11 giugno, 2009

Welfare Regione: 78 milioni per servizi di assistenza domiciliare ad anziani e nuovi asili nido


Welfare Regione: 78 milioni per servizi di assistenza domiciliare ad anziani e nuovi asili nido

Sono in arrivo in tutto il Lazio nuovi asili nido per un totale di 5mila posti e servizi di assistenza domiciliare sanitaria per anziani, disabili, malati cronici o temporanei. Per un totale di 78 milioni di euro che la Regione Lazio ha deciso di impegnare per la realizzazione di questi nuovi interventi. E' il risultato ottenuto al termine di un incontro per il tavolo permanente interistituzionale Regione Lazio - Anci, Upi, Uncem, Legautonomie - riunitosi oggi, che ha dato il via libera a tre importanti provvedimenti, proposti dall'assessore alle Politiche Sociali Anna Salome Coppotelli, nel settore del welfare regionale.
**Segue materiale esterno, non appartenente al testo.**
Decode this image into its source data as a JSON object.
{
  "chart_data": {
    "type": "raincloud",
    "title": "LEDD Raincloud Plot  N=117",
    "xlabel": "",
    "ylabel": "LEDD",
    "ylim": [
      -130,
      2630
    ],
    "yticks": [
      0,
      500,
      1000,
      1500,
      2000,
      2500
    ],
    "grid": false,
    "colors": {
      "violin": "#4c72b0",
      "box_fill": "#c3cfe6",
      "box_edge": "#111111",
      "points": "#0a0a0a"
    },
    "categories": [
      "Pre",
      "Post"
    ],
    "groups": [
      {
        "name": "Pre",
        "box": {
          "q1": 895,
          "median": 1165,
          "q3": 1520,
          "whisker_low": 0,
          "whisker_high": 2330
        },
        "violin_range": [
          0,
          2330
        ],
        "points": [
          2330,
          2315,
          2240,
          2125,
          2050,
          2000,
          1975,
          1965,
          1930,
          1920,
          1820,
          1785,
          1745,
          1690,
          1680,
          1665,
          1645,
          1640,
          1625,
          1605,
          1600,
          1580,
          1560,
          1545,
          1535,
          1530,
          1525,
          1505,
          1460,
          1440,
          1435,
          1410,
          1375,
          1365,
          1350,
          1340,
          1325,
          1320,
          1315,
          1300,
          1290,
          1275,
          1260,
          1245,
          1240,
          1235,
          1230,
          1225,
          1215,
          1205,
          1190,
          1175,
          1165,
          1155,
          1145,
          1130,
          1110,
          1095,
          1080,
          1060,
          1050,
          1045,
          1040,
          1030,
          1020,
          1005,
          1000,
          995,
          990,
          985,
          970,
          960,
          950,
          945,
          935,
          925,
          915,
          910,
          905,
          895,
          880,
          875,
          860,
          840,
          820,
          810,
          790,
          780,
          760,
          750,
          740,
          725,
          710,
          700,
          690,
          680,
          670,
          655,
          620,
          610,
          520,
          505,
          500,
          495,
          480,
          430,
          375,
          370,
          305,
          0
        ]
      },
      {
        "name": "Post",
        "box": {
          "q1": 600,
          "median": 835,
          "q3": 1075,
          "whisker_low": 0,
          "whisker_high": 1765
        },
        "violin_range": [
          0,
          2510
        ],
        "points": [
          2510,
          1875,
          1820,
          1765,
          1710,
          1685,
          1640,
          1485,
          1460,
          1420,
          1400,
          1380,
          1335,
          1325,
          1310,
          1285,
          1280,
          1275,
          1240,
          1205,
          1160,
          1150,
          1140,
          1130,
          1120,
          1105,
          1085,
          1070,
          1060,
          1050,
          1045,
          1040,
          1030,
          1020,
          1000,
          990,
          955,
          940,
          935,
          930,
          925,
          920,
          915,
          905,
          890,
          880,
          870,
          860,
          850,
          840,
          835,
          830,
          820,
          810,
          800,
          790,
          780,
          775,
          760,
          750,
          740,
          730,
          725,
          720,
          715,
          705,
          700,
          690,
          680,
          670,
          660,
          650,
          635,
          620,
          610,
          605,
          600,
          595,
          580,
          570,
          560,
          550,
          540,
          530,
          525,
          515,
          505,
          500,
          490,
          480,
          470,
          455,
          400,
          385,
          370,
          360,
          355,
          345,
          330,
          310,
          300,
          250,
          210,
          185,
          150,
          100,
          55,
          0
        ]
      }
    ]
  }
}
"Si tratta - ha detto l'assessore regionale agli affari Istituzionali Daniele Fichera, presidente del Tavolo
- di uno sforzo economico di grandi dimensioni da parte di questa amministrazione regionale per il welfare laziale che ha incontrato il pieno apprezzamento da parte delle Autonomie Locali".
"Il risultato di un impegno condiviso - ha detto l'assessore regionale alle politiche Sociali Anna Salome Coppotelli - il cui obiettivo è migliorare la qualità della vita dei cittadini per renderli partecipi di un progetto comune di crescita".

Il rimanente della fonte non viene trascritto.